There are as many user interfaces as collaboration applications. In fact, the user interface is the means of product differentiation. Another user interface issue is the one click collaboration access button, no matter where the user is, including any application. This access should also be context sensitive. The whole area of user interface needs to be researched and tested by use. We come away daunted by all the possibilities. We found it interesting the number of multiple monitor setups with video cameras on the show floor.

Work and application sensitive presence

The ability to establish a rich presence criteria, which includes personal business activities, Internet and application use and others as factors in determining presence.

Ubiquitous XML documents with standard vertical usage formats

It could be said that Adobe Acrobat has such a presence but it appears that the value of XML documents could go well beyond what Acrobat provides.

Enterprise adaptable collaboration

This has a close parallel with e-commerce application servers, which can be tailored to industry segments and individual companies. In the case of collaboration, the company can readily tailor a collaboration suite. The software is scalable to large enterprises.

Built-in performance metrics to measure the impact of use

This is hard to do, of high value to the enterprise and not addressed at the conference at all.

Integrated connectivity and communications capability

The independent silos of the above three, software, communications, and hardware, have to be seamlessly integrated. Further, the user responsibility for connectivity should be eliminated.

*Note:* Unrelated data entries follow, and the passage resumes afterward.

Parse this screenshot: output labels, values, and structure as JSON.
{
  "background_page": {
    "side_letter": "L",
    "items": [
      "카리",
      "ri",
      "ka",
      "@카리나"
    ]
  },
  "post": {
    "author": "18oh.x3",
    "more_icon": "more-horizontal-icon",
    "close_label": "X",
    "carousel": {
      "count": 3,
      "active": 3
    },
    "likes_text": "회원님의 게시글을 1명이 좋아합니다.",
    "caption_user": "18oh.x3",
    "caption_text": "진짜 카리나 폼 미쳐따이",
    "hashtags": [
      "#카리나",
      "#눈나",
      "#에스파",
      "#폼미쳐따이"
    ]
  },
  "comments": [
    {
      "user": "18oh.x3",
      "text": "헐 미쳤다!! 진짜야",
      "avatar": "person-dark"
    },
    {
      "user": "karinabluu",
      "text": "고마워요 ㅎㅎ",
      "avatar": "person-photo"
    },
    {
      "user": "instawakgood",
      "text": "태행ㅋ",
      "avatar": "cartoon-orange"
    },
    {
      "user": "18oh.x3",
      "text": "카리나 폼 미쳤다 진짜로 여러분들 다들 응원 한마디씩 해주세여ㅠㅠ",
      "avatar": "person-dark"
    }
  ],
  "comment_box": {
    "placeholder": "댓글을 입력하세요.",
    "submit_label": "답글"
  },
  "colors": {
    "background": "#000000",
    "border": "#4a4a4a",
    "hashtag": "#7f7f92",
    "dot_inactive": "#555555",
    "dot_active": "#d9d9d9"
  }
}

One no longer has to think about dialup for Internet connection and such messiness should not apply for collaboration.

Licensing for use that is not onerous

Not infrequently the issues came up - management of licenses or attendees in a collaborative conference so all could attend, or the attendance was limited in advance to avoid the use license restrictions.

Note that the keynote by Michael Schrage takes these issues up the abstraction ladder. That is, he suggested that shared spaces are the means to enhance the process of work. This brings some very interesting possibilities that remain to be explored. Collaboration as the next wave of computer integration into work remains in its infancy.